Tim Mulvihill (UAFS Research Station) & Jami Lockhart (Computer Services Program)
A few local volunteers in Greenwood, Arkansas worked many hours to reclaim a piece of the past. The Norwood – Mt. Olive cemetery, which had been taken over by briars and undergrowth, is once again uncovered. In uncovering the cemetery, these volunteers also brought to light again the remarkable history of the family who started the cemetery. Henry Norwood was born a slave in North Carolina in 1850 (his surname being the same as his owner). The Norwoods left North Carolina, finally settling in Sevier County, Arkansas prior to the Civil War, where the Norwood Plantation was established near Horatio. After emancipation, Henry and his brother walked north finding work and settling in the Greenwood area. Other members of Henry’s family came later to settle with them. The cemetery and adjacent Mt. Olive African Methodist Episcopal Church were located on the homestead of Jim and Fannie Norwood (Henry’s nephew and niece). Henry Norwood, along with his family, was well respected in the community:
“Let us look some more at this marvelous man. Why was he so loved and respected by the young and old of both races? How did he become so useful in life? Who taught him how to make friends and influence people? It is hard to find the full answers to these questions. He belonged to neither church nor lodge. He did not "profess religion" until late in life. He was clean and decent in person and speech. He could almost match Lincoln with homely stories and apt illustrations. He went about quietly serving good causes. He directed many a young person away from evil and harm. He knew how to put his own in their proper places while causing others to do right and respect one another.
This man was noted for teaching many young men and boys throughout the country how to hunt, fish, swim, play ball and ride horses. He was a somewhat self-appointed manager coach, and umpire of much of our rustic games. He knew the wild things that grew and lived in nature. Out of this younger set there were those who became professional people and public officials. The remainder became better than average citizens. The hero of this story had no small share in it all. This was evident, especially among his own children, as well as the good results so apparent among others of both races. Moreover, the mature men of importance of the area, from constables to our congressman, liked for Henry to be with them during their "big game" hunting trips. High in the Winding Stair Mountains over in the Indian Territory, now Oklahoma, was their favorite hunting grounds. Being an expert woodsman, he was needed as a guide to keep the hunters, especially those lacking in experience, from getting lost in the trackless mountain forests. These are facts that many now dead knew about, and still some who are living remember quite well.” from The Remarkable Henry Norwood Family of South Sebastian County Arkansas by Oscar Stallings, The Key: Annual Publication of the South Sebastian County Historical Society 10:1.

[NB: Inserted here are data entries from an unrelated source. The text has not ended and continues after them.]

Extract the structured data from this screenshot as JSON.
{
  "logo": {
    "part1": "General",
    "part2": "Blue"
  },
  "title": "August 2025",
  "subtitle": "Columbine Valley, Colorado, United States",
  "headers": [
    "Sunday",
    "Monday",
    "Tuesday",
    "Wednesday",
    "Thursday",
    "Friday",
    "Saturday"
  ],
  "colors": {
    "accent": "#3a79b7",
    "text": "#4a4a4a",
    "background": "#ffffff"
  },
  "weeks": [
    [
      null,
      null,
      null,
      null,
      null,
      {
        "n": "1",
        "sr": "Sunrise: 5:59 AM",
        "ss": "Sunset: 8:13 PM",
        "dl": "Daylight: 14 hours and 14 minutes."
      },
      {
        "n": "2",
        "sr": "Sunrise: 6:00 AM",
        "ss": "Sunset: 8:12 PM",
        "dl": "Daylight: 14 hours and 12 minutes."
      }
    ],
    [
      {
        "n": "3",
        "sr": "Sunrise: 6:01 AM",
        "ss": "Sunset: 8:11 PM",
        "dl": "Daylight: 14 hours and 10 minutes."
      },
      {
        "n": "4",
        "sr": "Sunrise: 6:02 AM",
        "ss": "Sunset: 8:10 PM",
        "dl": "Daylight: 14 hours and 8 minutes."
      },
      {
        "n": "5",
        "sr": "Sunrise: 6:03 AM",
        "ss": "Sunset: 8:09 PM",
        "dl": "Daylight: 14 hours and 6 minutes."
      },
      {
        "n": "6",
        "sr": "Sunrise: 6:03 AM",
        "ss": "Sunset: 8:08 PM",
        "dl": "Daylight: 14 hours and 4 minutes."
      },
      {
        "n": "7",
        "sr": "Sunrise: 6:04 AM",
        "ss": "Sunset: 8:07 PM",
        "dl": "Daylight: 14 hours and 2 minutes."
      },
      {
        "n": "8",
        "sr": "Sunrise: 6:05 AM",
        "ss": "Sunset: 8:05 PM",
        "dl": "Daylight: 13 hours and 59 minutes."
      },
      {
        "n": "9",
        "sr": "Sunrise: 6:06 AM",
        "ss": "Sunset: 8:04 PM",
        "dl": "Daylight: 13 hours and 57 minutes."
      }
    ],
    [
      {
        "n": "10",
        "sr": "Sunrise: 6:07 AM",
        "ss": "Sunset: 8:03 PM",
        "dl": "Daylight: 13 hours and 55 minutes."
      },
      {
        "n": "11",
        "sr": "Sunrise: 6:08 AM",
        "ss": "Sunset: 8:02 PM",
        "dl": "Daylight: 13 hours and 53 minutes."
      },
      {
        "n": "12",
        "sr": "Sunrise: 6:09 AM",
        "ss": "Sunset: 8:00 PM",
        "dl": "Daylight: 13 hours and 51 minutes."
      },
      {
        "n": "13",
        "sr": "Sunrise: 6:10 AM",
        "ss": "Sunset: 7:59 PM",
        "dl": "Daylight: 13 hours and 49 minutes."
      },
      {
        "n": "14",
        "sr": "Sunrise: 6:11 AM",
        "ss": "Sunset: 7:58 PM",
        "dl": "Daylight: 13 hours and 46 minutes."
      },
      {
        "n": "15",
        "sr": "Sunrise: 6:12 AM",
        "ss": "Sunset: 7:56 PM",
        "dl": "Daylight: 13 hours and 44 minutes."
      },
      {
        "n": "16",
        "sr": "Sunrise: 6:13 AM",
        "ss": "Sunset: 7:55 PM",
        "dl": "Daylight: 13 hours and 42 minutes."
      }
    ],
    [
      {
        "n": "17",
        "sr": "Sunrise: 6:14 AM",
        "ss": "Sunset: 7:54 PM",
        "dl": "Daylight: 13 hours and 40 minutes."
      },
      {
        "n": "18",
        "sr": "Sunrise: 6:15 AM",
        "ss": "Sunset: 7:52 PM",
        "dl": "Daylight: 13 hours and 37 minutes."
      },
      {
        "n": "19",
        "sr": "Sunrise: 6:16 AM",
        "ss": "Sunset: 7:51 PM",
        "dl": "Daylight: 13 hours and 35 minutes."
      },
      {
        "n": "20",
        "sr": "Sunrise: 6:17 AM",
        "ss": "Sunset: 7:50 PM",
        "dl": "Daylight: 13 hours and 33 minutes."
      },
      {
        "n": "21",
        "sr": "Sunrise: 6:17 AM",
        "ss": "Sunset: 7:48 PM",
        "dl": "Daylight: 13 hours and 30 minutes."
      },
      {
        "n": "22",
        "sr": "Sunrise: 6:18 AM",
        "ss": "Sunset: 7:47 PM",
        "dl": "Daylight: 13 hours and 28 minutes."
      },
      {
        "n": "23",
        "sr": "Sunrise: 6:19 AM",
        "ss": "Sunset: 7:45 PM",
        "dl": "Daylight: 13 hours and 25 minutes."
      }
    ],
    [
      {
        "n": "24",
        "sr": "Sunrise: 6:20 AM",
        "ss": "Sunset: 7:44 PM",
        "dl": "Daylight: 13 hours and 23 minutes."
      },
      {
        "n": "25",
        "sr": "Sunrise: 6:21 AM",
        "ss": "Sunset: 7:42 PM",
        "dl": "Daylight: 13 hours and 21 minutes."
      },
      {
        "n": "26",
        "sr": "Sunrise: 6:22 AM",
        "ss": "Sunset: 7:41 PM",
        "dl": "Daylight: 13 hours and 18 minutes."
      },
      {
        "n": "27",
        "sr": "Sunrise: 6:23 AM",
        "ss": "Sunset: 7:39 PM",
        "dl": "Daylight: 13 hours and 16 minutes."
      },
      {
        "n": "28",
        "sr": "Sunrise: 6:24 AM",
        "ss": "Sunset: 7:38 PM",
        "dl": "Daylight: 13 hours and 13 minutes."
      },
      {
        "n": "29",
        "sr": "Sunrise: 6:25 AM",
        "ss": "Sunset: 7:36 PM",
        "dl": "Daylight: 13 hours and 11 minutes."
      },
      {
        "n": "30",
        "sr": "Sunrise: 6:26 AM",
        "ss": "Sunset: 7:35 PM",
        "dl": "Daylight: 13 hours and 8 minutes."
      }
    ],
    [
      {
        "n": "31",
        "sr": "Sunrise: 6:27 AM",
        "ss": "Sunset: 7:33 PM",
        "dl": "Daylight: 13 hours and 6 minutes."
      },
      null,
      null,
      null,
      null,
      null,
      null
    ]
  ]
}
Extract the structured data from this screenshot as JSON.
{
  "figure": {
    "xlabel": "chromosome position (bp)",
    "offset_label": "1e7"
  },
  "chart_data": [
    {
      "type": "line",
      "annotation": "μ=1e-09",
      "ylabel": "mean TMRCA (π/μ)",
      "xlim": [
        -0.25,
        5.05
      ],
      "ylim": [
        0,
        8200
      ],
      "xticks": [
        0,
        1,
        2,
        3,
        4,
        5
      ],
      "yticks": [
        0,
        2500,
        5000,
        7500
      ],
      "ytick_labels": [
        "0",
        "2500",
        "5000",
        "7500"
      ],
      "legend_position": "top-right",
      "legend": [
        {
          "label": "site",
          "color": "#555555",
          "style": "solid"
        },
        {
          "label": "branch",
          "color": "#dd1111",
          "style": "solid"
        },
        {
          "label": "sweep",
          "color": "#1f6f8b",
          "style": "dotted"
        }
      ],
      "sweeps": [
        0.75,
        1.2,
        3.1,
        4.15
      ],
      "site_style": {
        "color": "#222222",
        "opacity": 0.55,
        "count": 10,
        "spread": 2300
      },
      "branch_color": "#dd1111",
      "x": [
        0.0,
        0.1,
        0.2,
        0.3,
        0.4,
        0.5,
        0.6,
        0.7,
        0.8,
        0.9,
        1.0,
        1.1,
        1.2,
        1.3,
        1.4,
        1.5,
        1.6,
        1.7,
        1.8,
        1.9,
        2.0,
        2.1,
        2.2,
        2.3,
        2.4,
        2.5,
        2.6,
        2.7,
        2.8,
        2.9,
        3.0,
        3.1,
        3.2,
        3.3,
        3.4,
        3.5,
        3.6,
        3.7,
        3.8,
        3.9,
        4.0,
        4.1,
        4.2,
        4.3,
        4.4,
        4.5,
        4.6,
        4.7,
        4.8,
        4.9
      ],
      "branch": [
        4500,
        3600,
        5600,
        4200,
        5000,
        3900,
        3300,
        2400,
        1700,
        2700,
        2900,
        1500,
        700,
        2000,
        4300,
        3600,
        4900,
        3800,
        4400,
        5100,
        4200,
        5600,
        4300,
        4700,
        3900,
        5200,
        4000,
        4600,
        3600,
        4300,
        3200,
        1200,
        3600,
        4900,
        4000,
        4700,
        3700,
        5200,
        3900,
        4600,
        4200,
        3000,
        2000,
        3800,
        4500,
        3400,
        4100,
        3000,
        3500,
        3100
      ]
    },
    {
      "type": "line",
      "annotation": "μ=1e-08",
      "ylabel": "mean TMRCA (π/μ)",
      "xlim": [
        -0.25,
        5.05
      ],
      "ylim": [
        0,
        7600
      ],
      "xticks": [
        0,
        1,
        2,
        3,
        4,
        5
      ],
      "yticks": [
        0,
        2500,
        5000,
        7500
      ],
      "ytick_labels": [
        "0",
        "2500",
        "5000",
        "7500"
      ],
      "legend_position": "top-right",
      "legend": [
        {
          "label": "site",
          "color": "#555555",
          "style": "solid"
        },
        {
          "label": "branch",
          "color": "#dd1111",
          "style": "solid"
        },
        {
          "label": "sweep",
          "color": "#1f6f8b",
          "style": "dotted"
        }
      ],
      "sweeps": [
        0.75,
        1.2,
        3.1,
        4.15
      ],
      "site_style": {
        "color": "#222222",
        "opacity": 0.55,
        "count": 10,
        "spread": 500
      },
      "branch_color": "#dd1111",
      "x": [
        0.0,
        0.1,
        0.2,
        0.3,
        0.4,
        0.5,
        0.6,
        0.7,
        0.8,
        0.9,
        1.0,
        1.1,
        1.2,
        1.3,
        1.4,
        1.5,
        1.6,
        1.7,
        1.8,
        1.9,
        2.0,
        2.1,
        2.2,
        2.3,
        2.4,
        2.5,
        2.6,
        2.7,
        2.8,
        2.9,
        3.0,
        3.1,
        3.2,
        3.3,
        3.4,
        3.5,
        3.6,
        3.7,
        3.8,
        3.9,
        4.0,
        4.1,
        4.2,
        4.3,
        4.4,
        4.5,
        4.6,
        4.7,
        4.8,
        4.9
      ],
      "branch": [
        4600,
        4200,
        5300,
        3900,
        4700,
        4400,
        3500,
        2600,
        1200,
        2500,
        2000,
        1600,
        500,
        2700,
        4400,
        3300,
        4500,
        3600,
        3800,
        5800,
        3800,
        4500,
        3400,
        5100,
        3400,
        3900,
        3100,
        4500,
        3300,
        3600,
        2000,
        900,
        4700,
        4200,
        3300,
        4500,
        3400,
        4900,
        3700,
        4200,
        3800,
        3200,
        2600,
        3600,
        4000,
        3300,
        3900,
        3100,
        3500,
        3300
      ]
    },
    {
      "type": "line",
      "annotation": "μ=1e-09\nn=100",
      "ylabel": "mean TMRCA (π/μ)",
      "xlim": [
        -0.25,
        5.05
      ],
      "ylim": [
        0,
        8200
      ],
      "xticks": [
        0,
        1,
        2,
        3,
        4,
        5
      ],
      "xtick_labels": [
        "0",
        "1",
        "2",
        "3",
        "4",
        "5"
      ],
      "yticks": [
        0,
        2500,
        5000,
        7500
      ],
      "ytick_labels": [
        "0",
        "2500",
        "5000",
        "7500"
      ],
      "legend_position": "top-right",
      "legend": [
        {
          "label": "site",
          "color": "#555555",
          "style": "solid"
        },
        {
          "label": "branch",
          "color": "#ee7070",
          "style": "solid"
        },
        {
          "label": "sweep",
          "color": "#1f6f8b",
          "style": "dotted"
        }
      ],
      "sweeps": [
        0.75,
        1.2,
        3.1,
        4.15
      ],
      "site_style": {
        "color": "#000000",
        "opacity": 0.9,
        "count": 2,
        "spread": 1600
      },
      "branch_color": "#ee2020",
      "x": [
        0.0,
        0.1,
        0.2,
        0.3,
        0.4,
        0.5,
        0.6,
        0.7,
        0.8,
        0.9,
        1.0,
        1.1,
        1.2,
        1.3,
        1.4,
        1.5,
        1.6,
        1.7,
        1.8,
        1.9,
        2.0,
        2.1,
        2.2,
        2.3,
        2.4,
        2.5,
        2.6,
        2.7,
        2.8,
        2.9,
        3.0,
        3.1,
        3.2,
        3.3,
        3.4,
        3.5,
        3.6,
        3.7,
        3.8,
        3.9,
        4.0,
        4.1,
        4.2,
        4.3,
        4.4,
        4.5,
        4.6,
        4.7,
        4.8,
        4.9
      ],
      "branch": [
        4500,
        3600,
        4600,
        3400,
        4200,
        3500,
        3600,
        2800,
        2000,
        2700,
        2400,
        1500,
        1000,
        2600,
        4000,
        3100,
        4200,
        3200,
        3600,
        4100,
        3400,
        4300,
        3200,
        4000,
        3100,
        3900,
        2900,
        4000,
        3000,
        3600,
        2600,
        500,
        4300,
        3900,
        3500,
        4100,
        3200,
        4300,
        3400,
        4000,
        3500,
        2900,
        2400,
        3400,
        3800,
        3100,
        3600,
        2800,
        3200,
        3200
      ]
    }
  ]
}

Greenwood resident Sue Edwards rediscovered the Norwood – Mt. Olive cemetery, and along with her husband Otis, and neighbors Dan and Donna Gladwin, completed the majority of the work clearing the cemetery, along with help from other community members and groups. It should also be noted that this work could not have been done without the cooperation of the landowner – Mrs. Wanza Gann and family.
The Arkansas Archeological Survey played a small part in this story, with Tim Mulvihill of the UA - Fort Smith Research Station making a map of the cemetery and conducting a geophysical survey (remote sensing) of the property using electrical resistivity to help identify the unmarked graves, so that once the cemetery was fenced, it would include all of the possible graves. Dr. Jami Lockhart of the Survey processed and interpreted the electrical resistance data.
The cemetery was rededicated on Sunday June 28, 2015 with two of Henry Norwood’s grandchildren in attendance, along with other family and community members. Donna Goldstein, of the South Sebastian County Historical Society, obtained a grant from the Black History Commission of Arkansas (Curtis H. Sykes Memorial Grant) to provide a fence and plaques for the cemetery. As part of the grant, Goldstein also created a biography and display that will be housed at the Arkansas History Commission. However, the story will not stop here. Greenwood High School is developing a study unit for the history of the Norwood family and the cemetery as part of the curriculum for emancipation in Arkansas. This is a method of teaching referred to as Community-Based Learning, which makes the subject more personally relevant to the students. This way the Norwood family will continue to be remembered and studied in the future.